Suppose $P = x^TAx$
How to find $\frac{dP}{dt}$?
if $x' = Bx$ , where $B$ has the same dimension as $A$.
How to find the final answer?
my answer is:
$$\frac{dP}{dt} = 2[(A+A^T)x]x' = 2[(A+A^T)x]Bx$$
However, it seems that $Bx$ is a $(n\times 1)$ vector and $x$ is also an vector so we cannot find the final answer. Is it true?
So I suppose $x = x(t)$ and $A$ is a constant vector.

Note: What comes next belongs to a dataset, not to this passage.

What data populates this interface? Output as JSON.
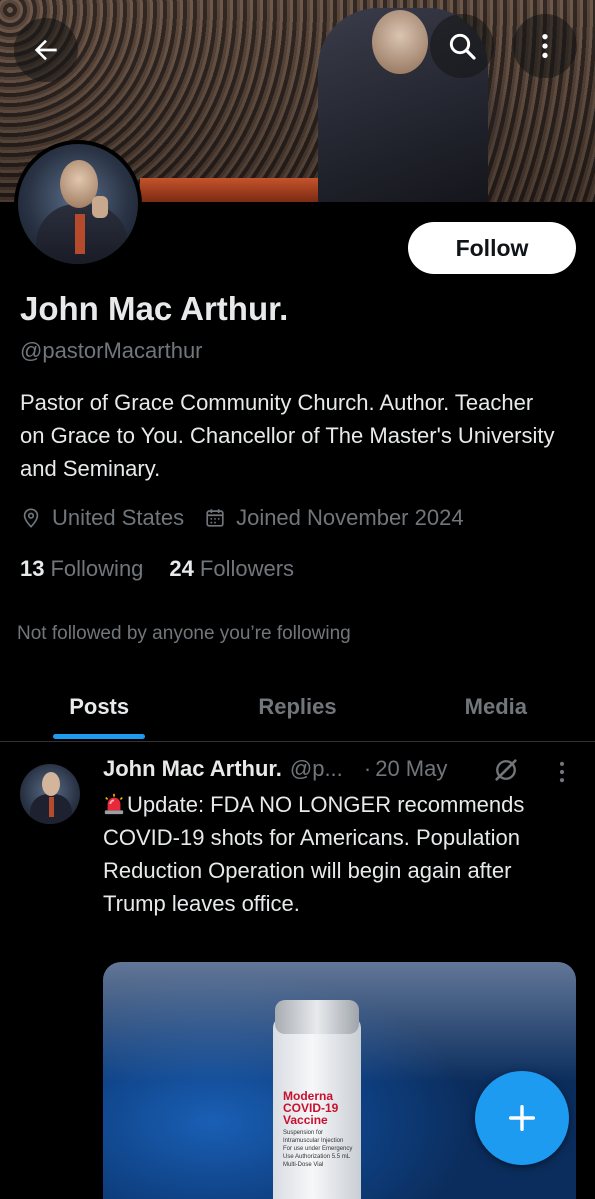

Then by product rule
$$P' = (x^TAx)' = (x')^T Ax + x^T Ax' = (Bx)^T Ax + x^TA Bx \ .$$
Not sure how you get $A^T$ and that $2$.
Edit: As suggested by sleeve chan in the comment, the transpose comes from the fact that $(Bx)^T Ax$ is really a function, so
$$(Bx)^T Ax = \big((Bx)^T Ax\big)^T = x^TA^TBx $$
put this back into the original equation you have
$$P' = x^T(A+A^T) Bx\ .$$
You have to be more careful about interchanging the order of your multplication.You can't do that arbitrarily when dealing with matrix.
Still don't know how you get a 2.